Burroughs told a gripping tale about a psychiatrist in London who had taken DMT with a friend. After a few minutes the frightened friend began requesting help. The psychiatrist, himself being spun through a universe of shuttling, vibratory pigments, reached for his hypodermic needle, which had been fragmented into a shimmering assemblage of wave mosaics, and bent over to administer an antidote. Much to his dismay, his friend, twisting in panic, was suddenly transformed into a writhing, wriggling reptile, jewel-encrusted and sparkling.
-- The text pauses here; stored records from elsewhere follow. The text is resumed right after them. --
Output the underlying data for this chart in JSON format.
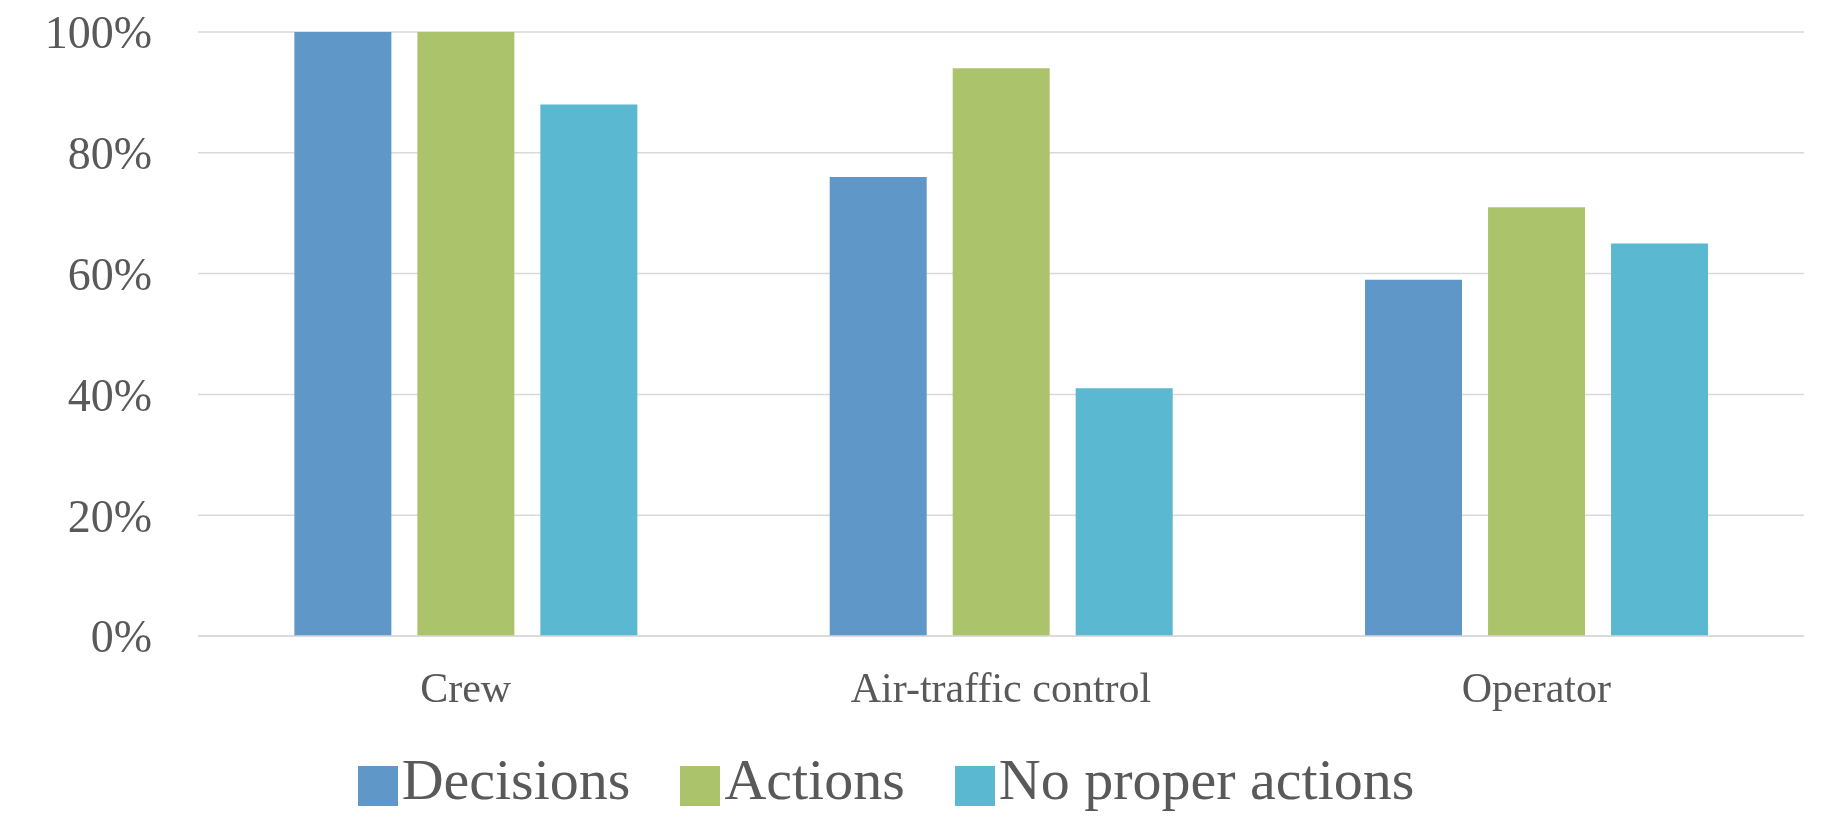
{
  "chart_data": {
    "type": "bar",
    "categories": [
      "Crew",
      "Air-traffic control",
      "Operator"
    ],
    "series": [
      {
        "name": "Decisions",
        "color": "#5f97c9",
        "values": [
          100,
          76,
          59
        ]
      },
      {
        "name": "Actions",
        "color": "#abc46b",
        "values": [
          100,
          94,
          71
        ]
      },
      {
        "name": "No proper actions",
        "color": "#5bb8d1",
        "values": [
          88,
          41,
          65
        ]
      }
    ],
    "ylim": [
      0,
      100
    ],
    "yticks": [
      {
        "value": 0,
        "label": "0%"
      },
      {
        "value": 20,
        "label": "20%"
      },
      {
        "value": 40,
        "label": "40%"
      },
      {
        "value": 60,
        "label": "60%"
      },
      {
        "value": 80,
        "label": "80%"
      },
      {
        "value": 100,
        "label": "100%"
      }
    ],
    "grid": "y",
    "legend": "bottom"
  }
}
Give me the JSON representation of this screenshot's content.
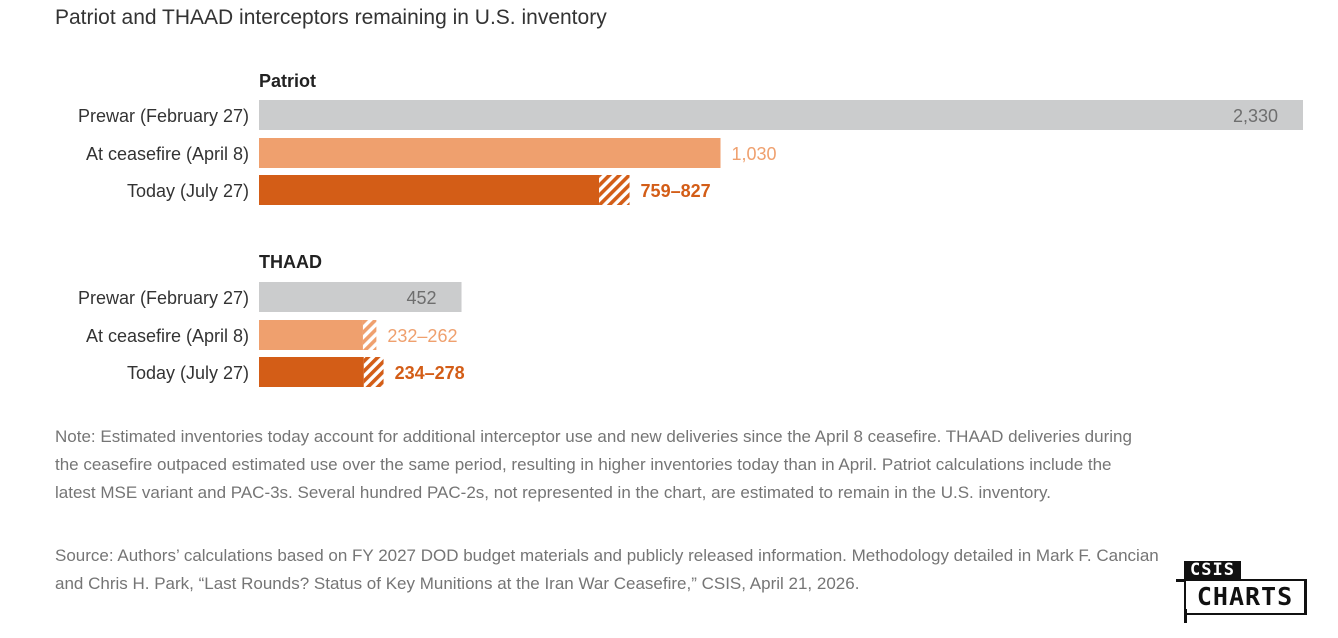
{
  "chart_data": {
    "type": "bar",
    "orientation": "horizontal",
    "title": "Patriot and THAAD interceptors remaining in U.S. inventory",
    "grid": false,
    "legend": "none",
    "colors": {
      "prewar": "#cbcccd",
      "ceasefire": "#efa06e",
      "today": "#d35d17",
      "prewar_label": "#6e6e6e",
      "ceasefire_label": "#efa06e",
      "today_label": "#d35d17"
    },
    "groups": [
      {
        "name": "Patriot",
        "bars": [
          {
            "category": "Prewar (February 27)",
            "low": 2330,
            "high": 2330,
            "label": "2,330",
            "label_inside": true
          },
          {
            "category": "At ceasefire (April 8)",
            "low": 1030,
            "high": 1030,
            "label": "1,030"
          },
          {
            "category": "Today (July 27)",
            "low": 759,
            "high": 827,
            "label": "759–827",
            "bold": true
          }
        ]
      },
      {
        "name": "THAAD",
        "bars": [
          {
            "category": "Prewar (February 27)",
            "low": 452,
            "high": 452,
            "label": "452",
            "label_inside": true
          },
          {
            "category": "At ceasefire (April 8)",
            "low": 232,
            "high": 262,
            "label": "232–262"
          },
          {
            "category": "Today (July 27)",
            "low": 234,
            "high": 278,
            "label": "234–278",
            "bold": true
          }
        ]
      }
    ],
    "xlim": [
      0,
      2330
    ]
  },
  "note": "Note: Estimated inventories today account for additional interceptor use and new deliveries since the April 8 ceasefire. THAAD deliveries during the ceasefire outpaced estimated use over the same period, resulting in higher inventories today than in April. Patriot calculations include the latest MSE variant and PAC-3s. Several hundred PAC-2s, not represented in the chart, are estimated to remain in the U.S. inventory.",
  "source": "Source: Authors’ calculations based on FY 2027 DOD budget materials and publicly released information. Methodology detailed in Mark F. Cancian and Chris H. Park, “Last Rounds? Status of Key Munitions at the Iran War Ceasefire,” CSIS, April 21, 2026.",
  "logo": {
    "top": "CSIS",
    "main": "CHARTS"
  }
}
The doctor's dilemma: where to make an intravenous injection in a squirming oriental-martian snake?
Alan Watts had a DMT story to tell: he took the drug as part of a California research project and had planned to demonstrate that he could maintain rational control and verbal fluency during the experience. The closest equivalent might be to attempt a moment-to-moment description of one's reactions while being fired out the muzzle of an atomic cannon with neo-byzantine barrelling. Dr. Watts gave an awe-full description of perceptual fusion.
In the fall of 1962, while giving a three day series of lectures to the Southern Caiifornian society of Clinical Psychologists, Dick Alpert and I fell into discussion with a psychiatrist who was collecting data on DMT. He had given the drug to over a hundred subjects and only 4 had reported pleasant experiences. This was a challenge to the set-setting hypothesis.
Can chemicals produce specific changes in consciousness? Was the molecular structure of DMT such that it automatically produced hell trips? Is there really a hell area of the nervous system? Or is it not the expectation and surroundings which make the experience hellish or heavenly?